Does the Temple Mount in Jerusalem really hold the key to war and peace in the modern world? Consider this… A little more than three decades ago, a radical right wing Israeli named Yehuda Etzion became involved in a dark conspiracy that may well have brought on World War III. Ultimately convicted and imprisoned by the state of Israel for his own brand of Jewish terrorism, Etzion became inflamed over Menachem Begin’s peace deal, whereby Israel gave back the entire Sinai peninsula to Egypt’s Prime Minister Anwar Sadat. As one of the leaders of the Israeli settlers – those intent on a slow annexation of the territories won by the Jewish state in the 1967 Six Day War – he joined forces with the “Jewish Underground,” to hatch a plot right out of an espionage thriller. During his service in the Israeli Defense Force, he had become acquainted with high explosives, and he decided to use them.
In the aftermath of the 1980 ambush and murder of six Jewish students in the West Bank city of Hebron, the Jewish Underground set out on a course of revenge. Etzion explained, “In Jewish tradition the period of one month has a special meaning. It’s the period of mourning. So we decided on a timetable of one month.” That was when they struck, planting explosives in the cars of three Palestinian mayors. Bassam Shaka, the mayor of Nablus, lost both of his legs from the blast. It didn’t matter that the Shin Bet, Israel’s internal security service found no involvement on the part of the victims in the killing of the students in Hebron. Karim Gilon, head of the Shin Bet, said, “We have no information that they were involved in any terror act.” But the case remained unsolved, prompting an intensive investigation over two years, involving ninety policemen and spearheaded by Israel’s Serious Crimes Division.
Three years later, the Jewish Underground struck again, in retaliation for the killing of a yeshivah student in Hebron. Two men went into Hebron’s Islamic College and opened fire, lobbing a hand grenade as well. Three Muslim students died in the attack, and thirty-three others were wounded.
Meanwhile, Etzion and his co-conspirators were planning “Armageddon.” The six hundred pounds of high explosive they had diverted from IDF stockpiles would be sufficient to accomplish the task. As Etzion explained, “Redemption without the Temple is like trying to revive someone without a heart.” Destroying the Dome, he believed, would accomplish the dual task of undoing the “treacherous” peace with Egypt and clear the sacred plateau so that the Temple may be rebuilt. It would also bring about unimaginable strife in the region. Shekh Muhammad Hussein declared, “Damaging the holy shrine would lead to repercussions, the scale of which I can’t even imagine.” One can’t overestimate the incendiary nature of the thirty-five acres that comprise the Temple Mount, and the potential of this sacred turf to bring on some kind of apocalyptic conflict throughout the Middle East, even culminating in an “Armageddon” scenario. Izar Beh of the Israel’s Keshev Center (monitoring extreme nationalist and religious groups) stated: “To harm the mosque means a global war between the Arab world and the Islamic world against Israel, and there is no doubt that it could be a war that may bring destruction to the state of Israel.”
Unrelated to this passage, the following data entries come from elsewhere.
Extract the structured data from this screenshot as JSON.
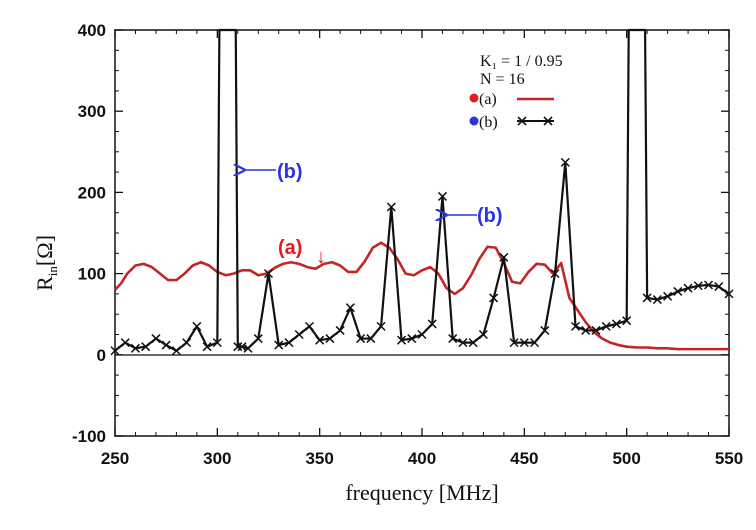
{
  "chart_data": {
    "type": "line",
    "xlabel": "frequency [MHz]",
    "ylabel_main": "R",
    "ylabel_sub": "in",
    "ylabel_unit": "[Ω]",
    "xlim": [
      250,
      550
    ],
    "ylim": [
      -100,
      400
    ],
    "xticks": [
      250,
      300,
      350,
      400,
      450,
      500,
      550
    ],
    "xtick_labels": [
      "250",
      "300",
      "350",
      "400",
      "450",
      "500",
      "550"
    ],
    "yticks": [
      -100,
      0,
      100,
      200,
      300,
      400
    ],
    "ytick_labels": [
      "-100",
      "0",
      "100",
      "200",
      "300",
      "400"
    ],
    "grid": false,
    "legend_position": "top-right",
    "params": [
      "K₁ = 1 / 0.95",
      "N = 16"
    ],
    "colors": {
      "a": "#c42525",
      "b": "#111111",
      "dot_a": "#e01c1c",
      "dot_b": "#2a35e0"
    },
    "series": [
      {
        "name": "(a)",
        "marker": "none",
        "x": [
          250,
          253,
          256,
          260,
          264,
          268,
          272,
          276,
          280,
          284,
          288,
          292,
          296,
          300,
          304,
          308,
          312,
          316,
          320,
          324,
          328,
          332,
          336,
          340,
          344,
          348,
          352,
          356,
          360,
          364,
          368,
          372,
          376,
          380,
          384,
          388,
          392,
          396,
          400,
          404,
          408,
          412,
          416,
          420,
          424,
          428,
          432,
          436,
          440,
          444,
          448,
          452,
          456,
          460,
          464,
          468,
          472,
          476,
          480,
          484,
          488,
          492,
          496,
          500,
          505,
          510,
          515,
          520,
          525,
          530,
          535,
          540,
          545,
          550
        ],
        "values": [
          80,
          88,
          100,
          110,
          112,
          108,
          100,
          92,
          92,
          100,
          110,
          114,
          110,
          102,
          98,
          100,
          104,
          104,
          98,
          100,
          107,
          112,
          114,
          112,
          108,
          106,
          112,
          114,
          110,
          102,
          102,
          115,
          132,
          138,
          132,
          118,
          100,
          98,
          104,
          108,
          100,
          82,
          75,
          82,
          98,
          118,
          133,
          132,
          113,
          90,
          88,
          102,
          112,
          111,
          100,
          113,
          70,
          55,
          40,
          28,
          20,
          15,
          12,
          10,
          9,
          9,
          8,
          8,
          7,
          7,
          7,
          7,
          7,
          7
        ]
      },
      {
        "name": "(b)",
        "marker": "x",
        "x": [
          250,
          255,
          260,
          265,
          270,
          275,
          280,
          285,
          290,
          295,
          300,
          301,
          309,
          310,
          312,
          315,
          320,
          325,
          330,
          335,
          340,
          345,
          350,
          355,
          360,
          365,
          370,
          375,
          380,
          385,
          390,
          395,
          400,
          405,
          410,
          415,
          420,
          425,
          430,
          435,
          440,
          445,
          450,
          455,
          460,
          465,
          470,
          475,
          480,
          485,
          490,
          495,
          500,
          501,
          509,
          510,
          515,
          520,
          525,
          530,
          535,
          540,
          545,
          550
        ],
        "values": [
          5,
          15,
          8,
          10,
          20,
          12,
          5,
          15,
          35,
          10,
          15,
          400,
          400,
          10,
          10,
          8,
          20,
          100,
          12,
          15,
          25,
          35,
          18,
          20,
          30,
          58,
          20,
          20,
          35,
          182,
          18,
          20,
          25,
          38,
          195,
          20,
          15,
          15,
          25,
          70,
          120,
          15,
          15,
          15,
          30,
          100,
          237,
          35,
          30,
          30,
          35,
          38,
          42,
          400,
          400,
          70,
          68,
          72,
          78,
          82,
          85,
          86,
          84,
          75
        ]
      }
    ],
    "annotations": [
      {
        "label": "(a)",
        "arrow": "↓",
        "series": "(a)",
        "x": 350,
        "y": 114
      },
      {
        "label": "(b)",
        "arrow": "←",
        "series": "(b)",
        "x": 310,
        "y": 230
      },
      {
        "label": "(b)",
        "arrow": "←",
        "series": "(b)",
        "x": 410,
        "y": 175
      }
    ]
  }
}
Notwithstanding the determination of the Jewish Underground, agents of Shin Bet apprehended fifteen conspirators in April, 1984, for planting bombs beneath six busses in Arab East Jerusalem. They were meant to be detonated following Friday prayers, coinciding with the celebration of Isra and Mira’j (the Prophet Muhammad’s night journey from Mecca to Jerusalem and back), as worshippers were returning from mosque. In the sting that followed, the settlement of Kiryat Arba (near Hebron) was raided, uncovering significant amounts of high explosives, along with weaponry. There were at least twenty-five arrests, including Rabbi Moshe Levinger and settler leader Eliezer Waldman. As the “big picture” emerged, the most incredible intrigue of all was revealed – the Jewish Underground’s targeting of the Dome of the Rock itself.
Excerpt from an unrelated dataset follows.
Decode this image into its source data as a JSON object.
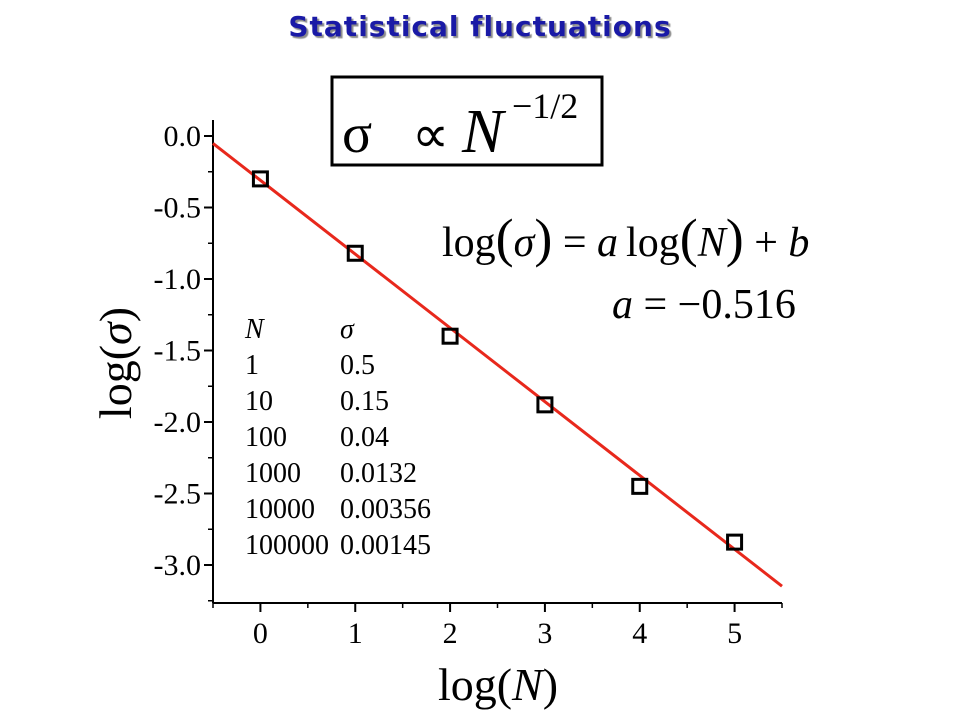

The guilty verdict that followed on the heels of the trial was a surprise to no one. As if the Middle East didn’t already have enough reasons for World War III, did Israel really need this as well? For having planned an attack against the Islamic college, three of the conspirators, Menachem Livni, Shaul Nir and Uzi Sharbav, were given life sentences. After serving seven years, Israeli President Chaim Herzog commuted their sentences, and they returned home to heroes’ welcomes. While the Jewish Underground hailed them, the larger settlement movement – Gush Emunim (“the Block of the Faithful”) – turned on them, and their tactics of killing innocents. And while it’s clear through all of this that the Jewish state has its extremists, it’s equally clear that Israel arrests its home-grown terrorists. The Palestinian Authority, by contrast, names streets in their honor!